If I were to say that I was surprised upon receiving the latest offering from Bronte Games, it would be a criminally lax understatement. After such flops as Villette II and Jane Eyre X-Treme Go-Kart Challenge, my doubt in the once great publisher of mid-90’s licensed games was understandably shaken. I’d read the preliminary reports from Japan, and they were guarded, but positive. Daily Dengenki Famitsu went even further, calling it, "a revolutionary new take on the visual novel, not simply a character game." While I may not agree with my kabuki quantum counterparts on all of the finer points, there is some truth to their words.
When a noble, yet politically unstable aristocrat flees the unfriendly streets of London for the rustic moors, he finds himself embroiled in a web of dark passions, mysteries dredged from the past, and wild, fruit-chomping action. A top-down, shooter-RPG that would not be out of place at a wedding joining the Xenosaga series with Zombies Ate My Neighbors in blessed matrimony, Wuthering Heights represents a bold step in blending survival horror elements with traditional CRPG gameplay. Eliminating the inventory management that is often the focus of such games, the player is instead confronted with a parade of delicate social situations that quickly ramp up in misery and violence until there is no recourse but to stare at the wallpaper in resignation at the leaden pressure suffusing the atmosphere.
The wallpaper won’t help; it is peeling and rotten, much like the second half of the game.
To say that the graphics are dreary would be insulting to the richness of the English language. You won’t see much color while traversing the game’s ever-present moors, but the textures on the crumbling garden walls and moldering leather more than make up for the limited palette. Unfortunately, the player is rarely privy to these visual flourishes on account of their hefty memory requirements. Unless the camera’s focus is directly on an object, the majority of the screen is obscured by low-resolution fog reminiscent of a second-generation PSX title. While the story team has taken great pains to work this murkiness into the game’s plot, it can become smothering at times.

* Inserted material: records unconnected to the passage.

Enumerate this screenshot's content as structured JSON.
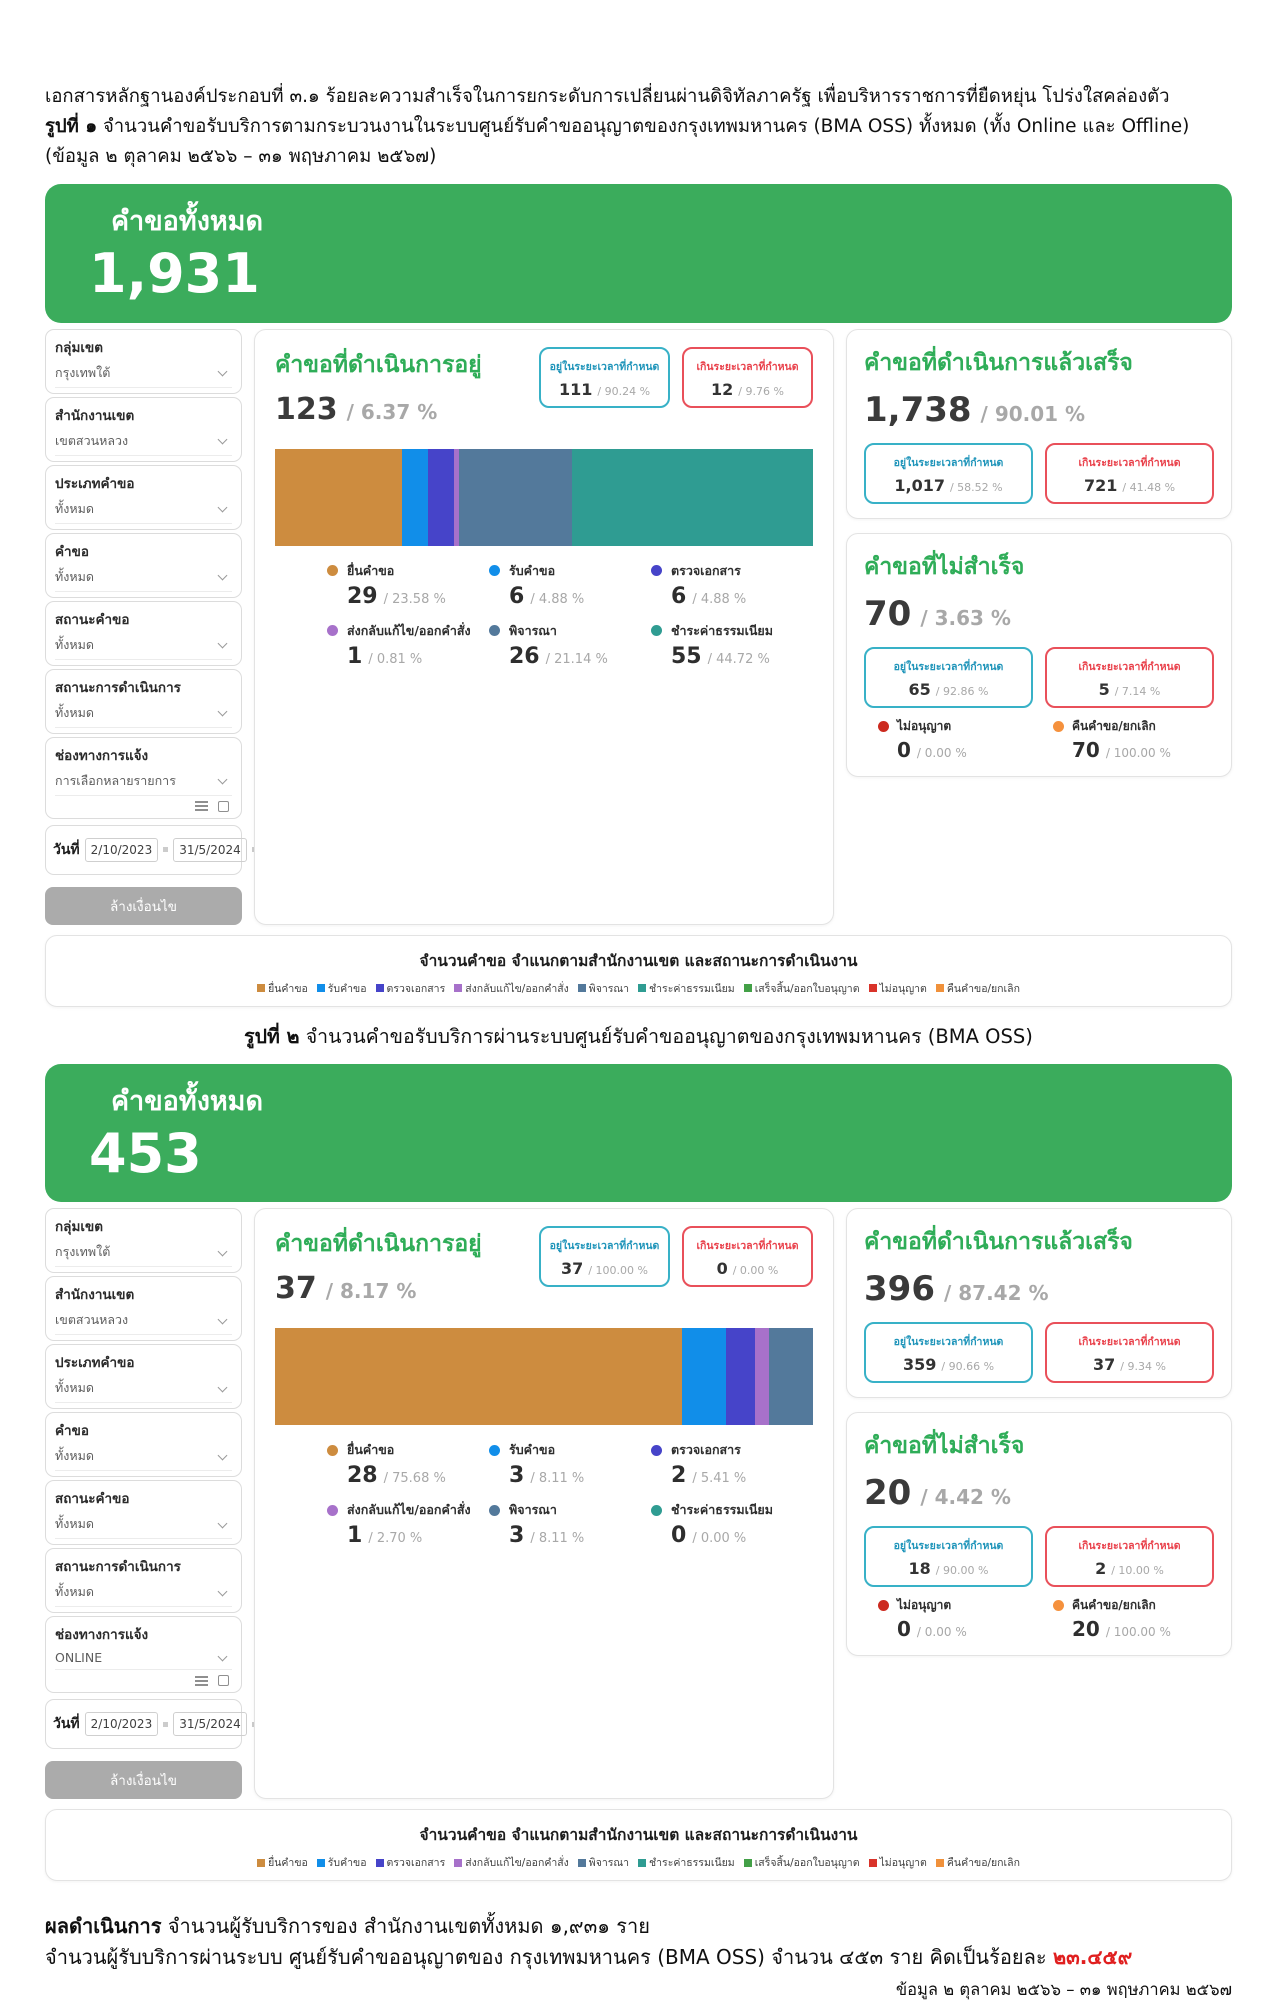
{
  "header": {
    "line1": "เอกสารหลักฐานองค์ประกอบที่ ๓.๑ ร้อยละความสำเร็จในการยกระดับการเปลี่ยนผ่านดิจิทัลภาครัฐ เพื่อบริหารราชการที่ยืดหยุ่น โปร่งใสคล่องตัว",
    "fig1_label": "รูปที่ ๑",
    "fig1_caption": " จำนวนคำขอรับบริการตามกระบวนงานในระบบศูนย์รับคำขออนุญาตของกรุงเทพมหานคร (BMA OSS) ทั้งหมด (ทั้ง Online และ Offline)",
    "fig1_caption2": "(ข้อมูล ๒ ตุลาคม ๒๕๖๖ – ๓๑ พฤษภาคม ๒๕๖๗)",
    "fig2_label": "รูปที่ ๒",
    "fig2_caption": " จำนวนคำขอรับบริการผ่านระบบศูนย์รับคำขออนุญาตของกรุงเทพมหานคร (BMA OSS)"
  },
  "district_chart": {
    "title": "จำนวนคำขอ  จำแนกตามสำนักงานเขต และสถานะการดำเนินงาน",
    "legend": [
      {
        "label": "ยื่นคำขอ",
        "color": "#cd8c3f"
      },
      {
        "label": "รับคำขอ",
        "color": "#118ee9"
      },
      {
        "label": "ตรวจเอกสาร",
        "color": "#4644c9"
      },
      {
        "label": "ส่งกลับแก้ไข/ออกคำสั่ง",
        "color": "#a771ca"
      },
      {
        "label": "พิจารณา",
        "color": "#53799b"
      },
      {
        "label": "ชำระค่าธรรมเนียม",
        "color": "#2f9c92"
      },
      {
        "label": "เสร็จสิ้น/ออกใบอนุญาต",
        "color": "#43a047"
      },
      {
        "label": "ไม่อนุญาต",
        "color": "#d9332a"
      },
      {
        "label": "คืนคำขอ/ยกเลิก",
        "color": "#f0913b"
      }
    ]
  },
  "figures": [
    {
      "banner": {
        "title": "คำขอทั้งหมด",
        "total": "1,931"
      },
      "filters": [
        {
          "label": "กลุ่มเขต",
          "value": "กรุงเทพใต้"
        },
        {
          "label": "สำนักงานเขต",
          "value": "เขตสวนหลวง"
        },
        {
          "label": "ประเภทคำขอ",
          "value": "ทั้งหมด"
        },
        {
          "label": "คำขอ",
          "value": "ทั้งหมด"
        },
        {
          "label": "สถานะคำขอ",
          "value": "ทั้งหมด"
        },
        {
          "label": "สถานะการดำเนินการ",
          "value": "ทั้งหมด"
        },
        {
          "label": "ช่องทางการแจ้ง",
          "value": "การเลือกหลายรายการ"
        }
      ],
      "date": {
        "label": "วันที่",
        "from": "2/10/2023",
        "to": "31/5/2024"
      },
      "clear_button": "ล้างเงื่อนไข",
      "in_progress": {
        "title": "คำขอที่ดำเนินการอยู่",
        "count": "123",
        "pct": "/ 6.37 %",
        "on_time": {
          "label": "อยู่ในระยะเวลาที่กำหนด",
          "count": "111",
          "pct": "/ 90.24 %"
        },
        "overdue": {
          "label": "เกินระยะเวลาที่กำหนด",
          "count": "12",
          "pct": "/ 9.76 %"
        }
      },
      "completed": {
        "title": "คำขอที่ดำเนินการแล้วเสร็จ",
        "count": "1,738",
        "pct": "/ 90.01 %",
        "on_time": {
          "label": "อยู่ในระยะเวลาที่กำหนด",
          "count": "1,017",
          "pct": "/ 58.52 %"
        },
        "overdue": {
          "label": "เกินระยะเวลาที่กำหนด",
          "count": "721",
          "pct": "/ 41.48 %"
        }
      },
      "unsuccessful": {
        "title": "คำขอที่ไม่สำเร็จ",
        "count": "70",
        "pct": "/ 3.63 %",
        "on_time": {
          "label": "อยู่ในระยะเวลาที่กำหนด",
          "count": "65",
          "pct": "/ 92.86 %"
        },
        "overdue": {
          "label": "เกินระยะเวลาที่กำหนด",
          "count": "5",
          "pct": "/ 7.14 %"
        },
        "not_allowed": {
          "label": "ไม่อนุญาต",
          "count": "0",
          "pct": "/ 0.00 %",
          "color": "#cc2a1f"
        },
        "returned": {
          "label": "คืนคำขอ/ยกเลิก",
          "count": "70",
          "pct": "/ 100.00 %",
          "color": "#f5913d"
        }
      },
      "bar": [
        {
          "label": "ยื่นคำขอ",
          "width": "23.58%",
          "color": "#cd8c3f"
        },
        {
          "label": "รับคำขอ",
          "width": "4.88%",
          "color": "#118ee9"
        },
        {
          "label": "ตรวจเอกสาร",
          "width": "4.88%",
          "color": "#4644c9"
        },
        {
          "label": "ส่งกลับแก้ไข/ออกคำสั่ง",
          "width": "0.81%",
          "color": "#a771ca"
        },
        {
          "label": "พิจารณา",
          "width": "21.14%",
          "color": "#53799b"
        },
        {
          "label": "ชำระค่าธรรมเนียม",
          "width": "44.72%",
          "color": "#2f9c92"
        }
      ],
      "legend": [
        {
          "label": "ยื่นคำขอ",
          "count": "29",
          "pct": "/ 23.58 %",
          "color": "#cd8c3f"
        },
        {
          "label": "รับคำขอ",
          "count": "6",
          "pct": "/ 4.88 %",
          "color": "#118ee9"
        },
        {
          "label": "ตรวจเอกสาร",
          "count": "6",
          "pct": "/ 4.88 %",
          "color": "#4644c9"
        },
        {
          "label": "ส่งกลับแก้ไข/ออกคำสั่ง",
          "count": "1",
          "pct": "/ 0.81 %",
          "color": "#a771ca"
        },
        {
          "label": "พิจารณา",
          "count": "26",
          "pct": "/ 21.14 %",
          "color": "#53799b"
        },
        {
          "label": "ชำระค่าธรรมเนียม",
          "count": "55",
          "pct": "/ 44.72 %",
          "color": "#2f9c92"
        }
      ]
    },
    {
      "banner": {
        "title": "คำขอทั้งหมด",
        "total": "453"
      },
      "filters": [
        {
          "label": "กลุ่มเขต",
          "value": "กรุงเทพใต้"
        },
        {
          "label": "สำนักงานเขต",
          "value": "เขตสวนหลวง"
        },
        {
          "label": "ประเภทคำขอ",
          "value": "ทั้งหมด"
        },
        {
          "label": "คำขอ",
          "value": "ทั้งหมด"
        },
        {
          "label": "สถานะคำขอ",
          "value": "ทั้งหมด"
        },
        {
          "label": "สถานะการดำเนินการ",
          "value": "ทั้งหมด"
        },
        {
          "label": "ช่องทางการแจ้ง",
          "value": "ONLINE"
        }
      ],
      "date": {
        "label": "วันที่",
        "from": "2/10/2023",
        "to": "31/5/2024"
      },
      "clear_button": "ล้างเงื่อนไข",
      "in_progress": {
        "title": "คำขอที่ดำเนินการอยู่",
        "count": "37",
        "pct": "/ 8.17 %",
        "on_time": {
          "label": "อยู่ในระยะเวลาที่กำหนด",
          "count": "37",
          "pct": "/ 100.00 %"
        },
        "overdue": {
          "label": "เกินระยะเวลาที่กำหนด",
          "count": "0",
          "pct": "/ 0.00 %"
        }
      },
      "completed": {
        "title": "คำขอที่ดำเนินการแล้วเสร็จ",
        "count": "396",
        "pct": "/ 87.42 %",
        "on_time": {
          "label": "อยู่ในระยะเวลาที่กำหนด",
          "count": "359",
          "pct": "/ 90.66 %"
        },
        "overdue": {
          "label": "เกินระยะเวลาที่กำหนด",
          "count": "37",
          "pct": "/ 9.34 %"
        }
      },
      "unsuccessful": {
        "title": "คำขอที่ไม่สำเร็จ",
        "count": "20",
        "pct": "/ 4.42 %",
        "on_time": {
          "label": "อยู่ในระยะเวลาที่กำหนด",
          "count": "18",
          "pct": "/ 90.00 %"
        },
        "overdue": {
          "label": "เกินระยะเวลาที่กำหนด",
          "count": "2",
          "pct": "/ 10.00 %"
        },
        "not_allowed": {
          "label": "ไม่อนุญาต",
          "count": "0",
          "pct": "/ 0.00 %",
          "color": "#cc2a1f"
        },
        "returned": {
          "label": "คืนคำขอ/ยกเลิก",
          "count": "20",
          "pct": "/ 100.00 %",
          "color": "#f5913d"
        }
      },
      "bar": [
        {
          "label": "ยื่นคำขอ",
          "width": "75.68%",
          "color": "#cd8c3f"
        },
        {
          "label": "รับคำขอ",
          "width": "8.11%",
          "color": "#118ee9"
        },
        {
          "label": "ตรวจเอกสาร",
          "width": "5.41%",
          "color": "#4644c9"
        },
        {
          "label": "ส่งกลับแก้ไข/ออกคำสั่ง",
          "width": "2.70%",
          "color": "#a771ca"
        },
        {
          "label": "พิจารณา",
          "width": "8.11%",
          "color": "#53799b"
        },
        {
          "label": "ชำระค่าธรรมเนียม",
          "width": "0%",
          "color": "#2f9c92"
        }
      ],
      "legend": [
        {
          "label": "ยื่นคำขอ",
          "count": "28",
          "pct": "/ 75.68 %",
          "color": "#cd8c3f"
        },
        {
          "label": "รับคำขอ",
          "count": "3",
          "pct": "/ 8.11 %",
          "color": "#118ee9"
        },
        {
          "label": "ตรวจเอกสาร",
          "count": "2",
          "pct": "/ 5.41 %",
          "color": "#4644c9"
        },
        {
          "label": "ส่งกลับแก้ไข/ออกคำสั่ง",
          "count": "1",
          "pct": "/ 2.70 %",
          "color": "#a771ca"
        },
        {
          "label": "พิจารณา",
          "count": "3",
          "pct": "/ 8.11 %",
          "color": "#53799b"
        },
        {
          "label": "ชำระค่าธรรมเนียม",
          "count": "0",
          "pct": "/ 0.00 %",
          "color": "#2f9c92"
        }
      ]
    }
  ],
  "chart_data": [
    {
      "type": "bar",
      "title": "คำขอที่ดำเนินการอยู่ (ทั้งหมด 1,931)",
      "categories": [
        "ยื่นคำขอ",
        "รับคำขอ",
        "ตรวจเอกสาร",
        "ส่งกลับแก้ไข/ออกคำสั่ง",
        "พิจารณา",
        "ชำระค่าธรรมเนียม"
      ],
      "values": [
        29,
        6,
        6,
        1,
        26,
        55
      ],
      "percent": [
        23.58,
        4.88,
        4.88,
        0.81,
        21.14,
        44.72
      ],
      "total": 123
    },
    {
      "type": "bar",
      "title": "คำขอที่ดำเนินการอยู่ (ONLINE 453)",
      "categories": [
        "ยื่นคำขอ",
        "รับคำขอ",
        "ตรวจเอกสาร",
        "ส่งกลับแก้ไข/ออกคำสั่ง",
        "พิจารณา",
        "ชำระค่าธรรมเนียม"
      ],
      "values": [
        28,
        3,
        2,
        1,
        3,
        0
      ],
      "percent": [
        75.68,
        8.11,
        5.41,
        2.7,
        8.11,
        0.0
      ],
      "total": 37
    }
  ],
  "footer": {
    "heading": "ผลดำเนินการ",
    "line1_rest": " จำนวนผู้รับบริการของ สำนักงานเขตทั้งหมด ๑,๙๓๑ ราย",
    "line2_prefix": "จำนวนผู้รับบริการผ่านระบบ ศูนย์รับคำขออนุญาตของ กรุงเทพมหานคร (BMA OSS) จำนวน ๔๕๓ ราย คิดเป็นร้อยละ ",
    "line2_highlight": "๒๓.๔๕๙",
    "period": "ข้อมูล ๒ ตุลาคม ๒๕๖๖ – ๓๑ พฤษภาคม ๒๕๖๗"
  }
}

Speaking of the story, it’s nothing that we haven’t seen before. Although presented in a novel fashion, the player rarely gets to take part. Instead, the core protagonist is strung along from cutscene to convoluted cutscene. This would have been bearable, if stretching the definition of a game within our post-postmodern society, if the characters were able to support the weight of the topics addressed. Instead we are faced with refugees from every modern RPG that has failed to be published in the last ten years.
Ever since Squaresoft made the switch from identifiable, heroic protagonists of its 16-bit days to the more mature, angst-ridden emopunks of its later hits, the market has been flooded in copycats with embarrassing social flaws and bad haircuts. The primary villain of Wuthering Heights offers nothing new to the discriminating gamer, although no doubt much will be made of his uncanny resemblance to superstar, Ralph Fiennes. I will be frank; he’s no Sephiroth, ladies. On the other hand, if you still haven’t had enough of the near-silent protagonist, the meek love interest, or the racially stereotyped groundskeeper, Wuthering Heights will make you feel right at home. The late Working Designs could have executed this translation to great effect, or current-era Atlus. As it is, however, characterization is warped and wholly obscured by despair.
Despite its flaws, I can’t help but respect Bronte Games for their decision to port Wuthering Heights to this side of the pond. While it won’t win any awards for furthering the video-games-as-literature argument, it’s a fine way to spend the occasional night where the moon is obscured by reaching, claw-like branches and the loneliness of your interior terrain is matched by the outside world. Moreover, it is clear that the localization team spared no expense in making sure that audiences stateside would be able to understand the complex Relationship Grid system. In addition to a faux leather relationship flowchart, the game comes with a dense manual that weighs in at over 300 pages. It’s attention to detail like this that makes Wuthering Heights worth your time if you’re able to push today’s flashy games out of your mind for long enough to appreciate the lengthy reward scheme that was the nourishing milk of yesteryear’s gaming elite.